To address growing security threats by drones, the UK Government has released its ‘Counter-Unmanned Aircraft Strategy’.
‘Counter-Unmanned Aircraft Strategy’
This strategy sets out our approach to countering the threat the malicious or negligent use of drones can bring"
“This strategy sets out our approach to countering the threat the malicious or negligent use of drones can bring,” says Brandon Lewis, the U.K. Minister of State for Security. “It will provide the security the public and drone users require to continue to enjoy the benefits of leisure and commercial drone use and facilitate the growth of the drone industry.”
“Given the challenge posed by rapid advances in drone technology and the potential threat, the strategy will provide overarching direction to our efforts,” says Lewis. The strategy focuses on ‘small drones’, those weighing less than 20 kg (44 pounds).
Countering malicious use of aerial drones
The UK Counter-Unmanned Aircraft Strategy centers on mitigating the highest-harm domestic risks resulting from malicious use of aerial drones. They are:
- Facilitating terrorist attacks, such as modifying commercially-available drones to conduct reconnaissance or attacks.
- Facilitating crime, especially in prisons, where drones are currently used to deliver contraband.
- Disrupting critical national infrastructure, such as airports, where a malicious incursion using a drone can have serious safety, security and economic consequences.
- Potential use by hostile state actors.
Maximizing benefits of drone technology
The initiative will also look to build strong relationships with industry to ensure high security standards
Over the next three years, the strategy will seek to reduce the risks posed by the highest-harm use of drones while maximizing the benefits of drone technology. It will develop a comprehensive understanding of evolving risks and take a “full spectrum” approach to deter, detect and disrupt the misuse of drones.

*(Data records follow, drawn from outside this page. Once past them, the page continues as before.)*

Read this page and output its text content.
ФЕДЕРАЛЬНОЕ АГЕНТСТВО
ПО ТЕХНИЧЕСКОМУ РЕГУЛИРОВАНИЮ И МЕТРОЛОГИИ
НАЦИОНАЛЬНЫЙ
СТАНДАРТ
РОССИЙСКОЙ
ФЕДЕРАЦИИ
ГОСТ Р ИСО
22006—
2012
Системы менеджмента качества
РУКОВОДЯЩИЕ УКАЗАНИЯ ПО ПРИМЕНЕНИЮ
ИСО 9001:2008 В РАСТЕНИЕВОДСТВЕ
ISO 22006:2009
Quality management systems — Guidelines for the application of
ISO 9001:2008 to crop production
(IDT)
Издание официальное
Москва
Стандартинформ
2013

The initiative will also look to build strong relationships with industry to ensure high security standards. Further, promoting access to counter-drone capabilities and effective legislation, training and guidance will empower the police and other operational responders.
Tactical response to drone-based threats
Because technology is rapidly evolving, the response needs to keep pace, according to the strategy document. Lewis adds, “We will therefore work to understand how drone-based threats might evolve in the future, both at the tactical and strategic levels.”
The strategy will be to build an end-to-end approach to tackling the highest-harm criminal use of drones. It will also work to make it easier to identify malicious drone use against a backdrop of increased legitimate use. Legal drone operators will be required to register with the Civil Aviation Authority (CAA) and to pass an online competency test before flying a drone. Retailers who follow a specific set of safety guidelines when selling drones will be designated ‘DroneSafe’.
Unmanned traffic management system
The government is working toward future implementation of an unmanned traffic management (UTM) system, which provides a means of preventing collisions between unmanned aircraft and other manned or unmanned aircraft. The current strategy includes early planning for the system.
An Industry Action Group will ensure a continuing relationship with the drone industry and help to improve existing counter-drone measures and identify new opportunities, such as use of ‘Geo-Fencing’ to restrict drones from flying in certain areas.
Regulating commercial and domestic drones
The UK Department of Transport is responsible for safe and lawful use of drones within the UK airspace
The strategy will seek to communicate the UK’s security requirements to the counter-drone industry and to encourage a thriving sector that is aware of, and responsive to, the needs of government. Regulating drones is the responsibility of two UK government departments.
The UK Department of Transport is responsible for safe and lawful use of drones within the UK airspace, while the Home Office has overall responsibility for domestic counter-drone activity.
Fast-evolving drone and counter-drone technology
Also, the Center for the Protection of National Infrastructure (CPNI) has been involved in reducing the vulnerability of sensitive sites, including airports. New performance measures will track the strategy’s success.
Due to the fast-evolving nature of drone and counter-drone technology, the intent is to review and, if necessary, refresh the strategy in three years.